If a week ago, the ruling Center Party was still defending its unlikely major donor, events of the weekend led to an about-turn. The party confirmed that the €50,000 donation from little-known Tartu entrepreneur Jana-Helen Juhaste made toward the beginning of the year has been returned. “I decided we would return the donation and not accept it,” Center Party chairman, PM Jüri Ratas emphasized on Monday.
Ratas told the Riigikogu during Question Time last Wednesday that he believes the version according to which Juhaste’s donation is the result of a very personal story. Moreover, when it turned out the Political Parties Financing Surveillance Committee (ERJK) had turned to the prosecution over Juhaste’s income being insufficient to facilitate the donation in May, Center sent out a press release where the businesswoman confirmed the donation was made from personal funds to support the party’s worldview.
Ratas said on Monday that it remained unclear for the party who the money was meant for inside the family and what was its purpose. “A lot of questions have cropped up to which there are no answers,” Ratas admitted. However, these questions only cropped up when the donation was shown to be suspicious in the media. Ratas admitted that his decision to return the money to Juhaste was affected by an Eesti Ekspress article from June 6 that reveals the money could be from Juhaste’s ex-partner Martin Künnap.

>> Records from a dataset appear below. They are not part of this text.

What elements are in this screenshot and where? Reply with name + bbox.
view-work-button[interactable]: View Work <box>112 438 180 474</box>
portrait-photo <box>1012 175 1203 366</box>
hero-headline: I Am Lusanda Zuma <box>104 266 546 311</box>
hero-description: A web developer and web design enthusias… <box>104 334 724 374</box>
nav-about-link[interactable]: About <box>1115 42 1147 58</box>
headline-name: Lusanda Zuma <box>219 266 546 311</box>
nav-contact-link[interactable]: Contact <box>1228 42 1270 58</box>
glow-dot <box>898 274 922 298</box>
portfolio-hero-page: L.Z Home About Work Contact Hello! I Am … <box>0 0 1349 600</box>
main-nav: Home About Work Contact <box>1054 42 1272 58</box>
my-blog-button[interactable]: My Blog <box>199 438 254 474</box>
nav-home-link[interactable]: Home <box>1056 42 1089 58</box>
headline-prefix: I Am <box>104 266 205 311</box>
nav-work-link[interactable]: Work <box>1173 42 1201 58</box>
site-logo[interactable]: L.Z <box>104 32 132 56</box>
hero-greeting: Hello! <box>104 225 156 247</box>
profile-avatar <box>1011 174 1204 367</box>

Almost six months of silence
Center received the donation on January 22. No serious questions apparently cropped up at the time as the party kept the donation for almost half a year. “I have said all along that the party will return the money should there remain unanswered questions. I believe the Center Party has done the ethical thing here and returned the donation,” the PM explained.
Ratas added that considering the party’s less than stellar past, there are heightened expectations for financial affairs to be transparent. The coalition has also entered into Riigikogu proceedings a bill that seeks to abolish the ERJK that it claims would make party finances even more transparent and control more effective.

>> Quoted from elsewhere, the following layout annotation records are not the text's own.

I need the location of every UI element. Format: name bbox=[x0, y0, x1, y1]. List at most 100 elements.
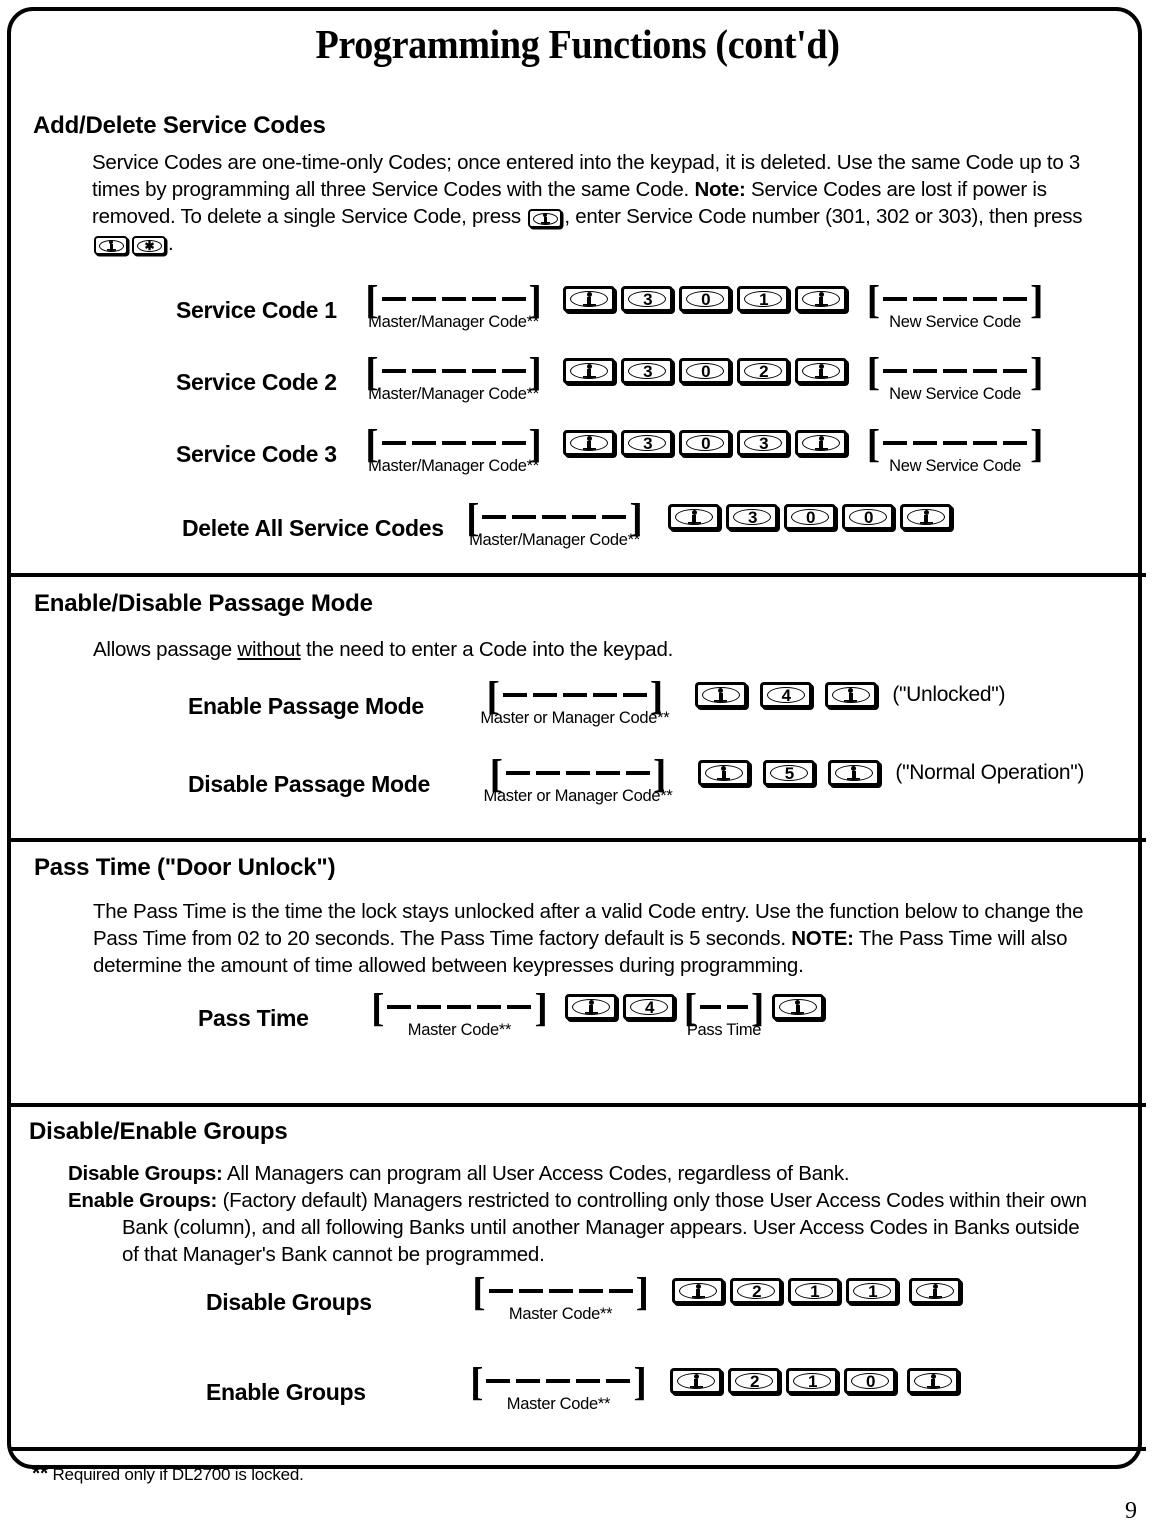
code-caption: Master Code** bbox=[508, 1304, 613, 1323]
key-3-icon: 3 bbox=[621, 358, 674, 384]
paragraph-note-label: Note: bbox=[694, 178, 746, 201]
program-key-icon bbox=[565, 994, 618, 1020]
key-3-icon: 3 bbox=[726, 504, 779, 530]
code-blanks: [] bbox=[371, 984, 548, 1030]
code-entry-group: [] Master Code** bbox=[472, 1268, 649, 1324]
section-paragraph: Allows passage without the need to enter… bbox=[93, 636, 1093, 663]
code-caption: Master Code** bbox=[407, 1020, 512, 1039]
program-key-icon bbox=[900, 504, 953, 530]
paragraph-note-label: NOTE: bbox=[791, 927, 854, 950]
code-entry-group: [] Master/Manager Code** bbox=[365, 420, 542, 476]
row-trailing-note: ("Normal Operation") bbox=[895, 761, 1085, 784]
key-0-icon: 0 bbox=[784, 504, 837, 530]
footnote-text: Required only if DL2700 is locked. bbox=[52, 1465, 304, 1484]
paragraph-text-pre: Allows passage bbox=[93, 638, 238, 661]
code-entry-group: [] Master Code** bbox=[371, 984, 548, 1040]
key-1-icon: 1 bbox=[737, 286, 790, 312]
section-add-delete-service-codes: Add/Delete Service Codes Service Codes a… bbox=[0, 112, 1155, 549]
key-0-icon: 0 bbox=[679, 286, 732, 312]
key-2-icon: 2 bbox=[728, 1368, 781, 1394]
key-sequence: 4 bbox=[692, 682, 880, 708]
function-row-delete-all-service-codes: Delete All Service Codes [] Master/Manag… bbox=[182, 497, 955, 552]
program-key-icon bbox=[907, 1368, 960, 1394]
section-disable-enable-groups: Disable/Enable Groups Disable Groups: Al… bbox=[0, 1118, 1155, 1413]
program-key-icon bbox=[668, 504, 721, 530]
code-caption: Master Code** bbox=[506, 1394, 611, 1413]
code-blanks: [] bbox=[365, 276, 542, 322]
disable-groups-label: Disable Groups: bbox=[68, 1162, 223, 1185]
program-key-icon bbox=[697, 760, 750, 786]
code-caption: Master or Manager Code** bbox=[480, 708, 670, 727]
program-key-icon bbox=[824, 682, 877, 708]
key-3-icon: 3 bbox=[621, 430, 674, 456]
key-1-icon: 1 bbox=[788, 1278, 841, 1304]
program-key-icon bbox=[672, 1278, 725, 1304]
code-blanks: [] bbox=[365, 420, 542, 466]
function-row-service-code-1: Service Code 1 [] Master/Manager Code** … bbox=[176, 276, 1044, 334]
key-0b-icon: 0 bbox=[842, 504, 895, 530]
section-passage-mode: Enable/Disable Passage Mode Allows passa… bbox=[0, 590, 1155, 805]
row-trailing-note: ("Unlocked") bbox=[892, 683, 1006, 706]
section-paragraph: The Pass Time is the time the lock stays… bbox=[93, 898, 1097, 979]
key-2-icon: 2 bbox=[737, 358, 790, 384]
key-4-icon: 4 bbox=[623, 994, 676, 1020]
code-caption: Master/Manager Code** bbox=[368, 312, 539, 331]
program-key-icon bbox=[694, 682, 747, 708]
key-4-icon: 4 bbox=[759, 682, 812, 708]
function-row-pass-time: Pass Time [] Master Code** 4 [] Pass Tim… bbox=[198, 984, 827, 1042]
program-key-icon bbox=[771, 994, 824, 1020]
code-entry-group: [] Master or Manager Code** bbox=[480, 675, 670, 728]
function-row-enable-passage-mode: Enable Passage Mode [] Master or Manager… bbox=[188, 675, 1006, 730]
key-sequence: 210 bbox=[667, 1368, 962, 1394]
pass-time-entry-group: [] Pass Time bbox=[684, 987, 765, 1040]
section-divider bbox=[9, 573, 1146, 577]
code-entry-group: [] Master or Manager Code** bbox=[483, 753, 673, 806]
function-row-disable-groups: Disable Groups [] Master Code** 211 bbox=[206, 1268, 964, 1326]
code-caption: Master/Manager Code** bbox=[469, 530, 640, 549]
key-sequence: 4 bbox=[562, 994, 678, 1020]
paragraph-text-part4: . bbox=[168, 232, 174, 255]
key-3-icon: 3 bbox=[621, 286, 674, 312]
row-label: Disable Passage Mode bbox=[188, 770, 430, 797]
program-key-icon bbox=[563, 430, 616, 456]
code-entry-group: [] Master/Manager Code** bbox=[365, 276, 542, 332]
code-blanks: [] bbox=[470, 1358, 647, 1404]
section-paragraph: Service Codes are one-time-only Codes; o… bbox=[92, 149, 1093, 257]
key-0-icon: 0 bbox=[679, 358, 732, 384]
key-0-icon: 0 bbox=[679, 430, 732, 456]
program-key-icon bbox=[795, 358, 848, 384]
row-label: Service Code 2 bbox=[176, 368, 337, 395]
function-row-service-code-2: Service Code 2 [] Master/Manager Code** … bbox=[176, 348, 1044, 406]
row-label: Service Code 1 bbox=[176, 296, 337, 323]
program-key-icon bbox=[795, 430, 848, 456]
section-paragraph-line1: Disable Groups: All Managers can program… bbox=[68, 1160, 1097, 1187]
function-row-disable-passage-mode: Disable Passage Mode [] Master or Manage… bbox=[188, 753, 1085, 808]
code-caption: New Service Code bbox=[889, 312, 1021, 331]
key-sequence: 301 bbox=[560, 286, 850, 312]
key-sequence: 303 bbox=[560, 430, 850, 456]
code-entry-group: [] Master Code** bbox=[470, 1358, 647, 1414]
program-key-icon bbox=[795, 286, 848, 312]
page-title: Programming Functions (cont'd) bbox=[315, 21, 840, 67]
program-key-icon bbox=[909, 1278, 962, 1304]
row-label: Service Code 3 bbox=[176, 440, 337, 467]
code-caption: New Service Code bbox=[889, 384, 1021, 403]
disable-groups-text: All Managers can program all User Access… bbox=[222, 1162, 850, 1185]
code-blanks: [] bbox=[472, 1268, 649, 1314]
code-blanks: [] bbox=[866, 420, 1044, 466]
code-blanks: [] bbox=[866, 348, 1044, 394]
footnote-divider bbox=[9, 1447, 1146, 1451]
program-key-icon bbox=[670, 1368, 723, 1394]
key-sequence: 300 bbox=[665, 504, 955, 530]
key-sequence: 5 bbox=[695, 760, 883, 786]
key-sequence: 211 bbox=[669, 1278, 964, 1304]
paragraph-text-part3: , enter Service Code number (301, 302 or… bbox=[564, 205, 1083, 228]
key-2-icon: 2 bbox=[730, 1278, 783, 1304]
section-paragraph-line2: Enable Groups: (Factory default) Manager… bbox=[68, 1187, 1097, 1268]
footnote-markers: ** bbox=[32, 1462, 48, 1485]
section-divider bbox=[9, 838, 1146, 842]
function-row-enable-groups: Enable Groups [] Master Code** 210 bbox=[206, 1358, 962, 1416]
page-number: 9 bbox=[1125, 1498, 1137, 1524]
new-code-entry-group: [] New Service Code bbox=[867, 279, 1044, 332]
code-caption: Master or Manager Code** bbox=[483, 786, 673, 805]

Would the party have been as diligent investigating the origin of the money had the donation and questionable aspects not come to light? “It is clear that the origin of the money always needs to be checked. Was it done quickly enough? It could certainly have been done sooner,” the PM said in summary.
The board of the Center Party discussed how to render in-house checks more effective last week, while Ratas says parties’ hands are often tied as they can only ask a person why they donated and whether the money’s theirs and simply have to take people’s word for it. Asked whether Ratas knows the businessman named by weekly Eesti Ekspress, the PM said: “I was not in touch. I do not know the name.”
The prosecution is set to analyze the case materials and decide whether to launch criminal proceedings by June 12. The Political Parties Act classifies as illegal physical person donations made from the assets of a third person.
Partners not quick to judge
“The Center Party will have to get its own house in order. We will not be adopting a stance here,” Mart Helme, chairman of the Conservative People’s Party (EKRE) and Center’s coalition partner, said. “While their explanations seem to make sense, we cannot say whether they can be considered exhaustive or what else might come of it. We are not an investigative organ,” Helme said.
Isamaa chairman Helir-Valdor Seeder said the party trusts the prosecution’s judgment and to get to the bottom of the matter should it deem an investigation necessary. “We have organizations with the necessary capacity and information. I have no more information than what can be gleamed from the media. It would not be right to draw conclusions and pass judgment based on that,” Seeder said, effectively refusing to comment on Center’s conduct. The party chairman emphasized, however, that party financing needs to be honest and transparent.